# Anyone use Foxit for PDF?



## moonspinner (Jul 2, 2002)

I just happened to be scrolling around and saw this free download. I was skeptical but it works to access pdf files. Only 1.6 MB, so I would recommend it for those with older computers and/or limited space. And the beauty is it only takes 20 minutes to download.
Lynn


----------



## Gary in ohio (May 11, 2002)

I use foxit as my primary way to view PDF files. Its starts quick, very small ram profile and will display almost everything I have tried to display.


----------



## Manny (Dec 26, 2003)

I was getting a lot of those "Requires Acrobat 6.0 to view" messages and didn't want to do the big Acrobat download so I started to use Foxit. It opens the PDF's that my old Acrobat reader wouldn't. Hasn't failed me yet. It is now my default PDF viewer.


----------



## arabian knight (Dec 19, 2005)

I have it and it is working great~! and took off ALL Acrobat Reader stuff from my computer.


----------



## millipede (May 28, 2006)

I still don't get why so many documents on the net are in pdf form, as they are such a pain sometimes...... but yeah, I use foxit. Very nice to have such a small download while on dialup.


----------



## HermitJohn (May 10, 2002)

There is a version of Acrobat for linux, but I find the the little GSviewer that comes with Puppy Linux is perfectly adequate for my needs. 

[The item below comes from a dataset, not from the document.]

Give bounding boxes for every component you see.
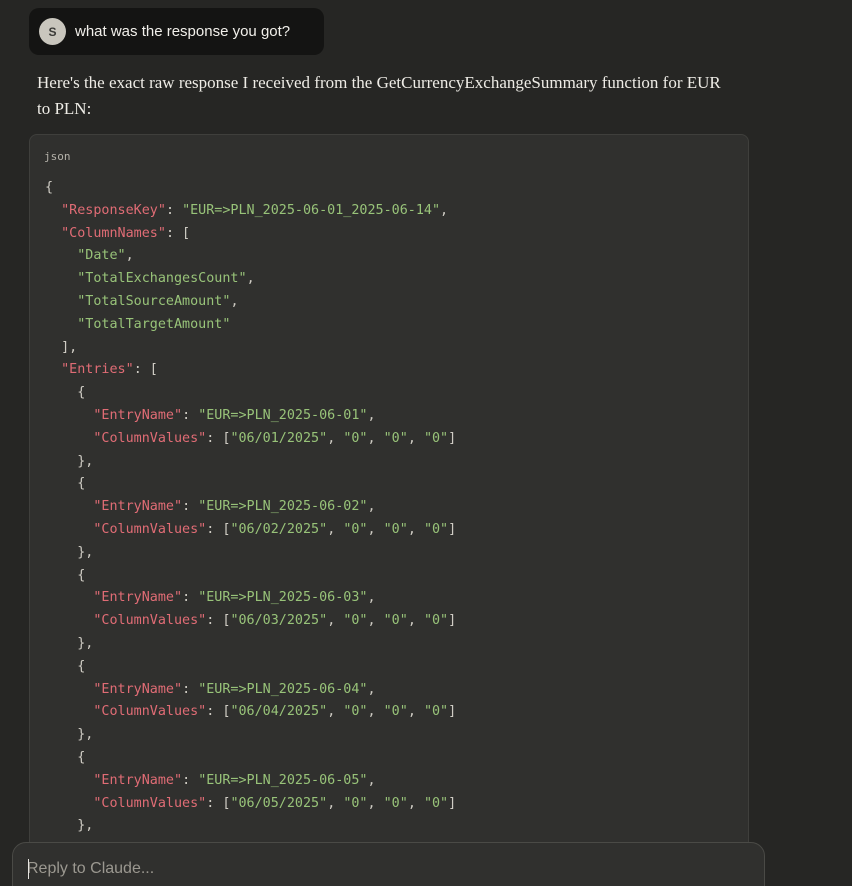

Bigger is rarely better when it comes to software. Bigger is usually just bigger and indicates more laziness/sloppiness on part of those that wrote it.


----------



## gccrook (Nov 21, 2003)

millipede said:


> I still don't get why so many documents on the net are in pdf form, as they are such a pain sometimes...... but yeah, I use foxit. Very nice to have such a small download while on dialup.


Do you have an alternative? I agree that pdfs can be a pain at times, but I haven't seen a good replacement yet that is widely accepted or available. There are others, but not very widely used.


----------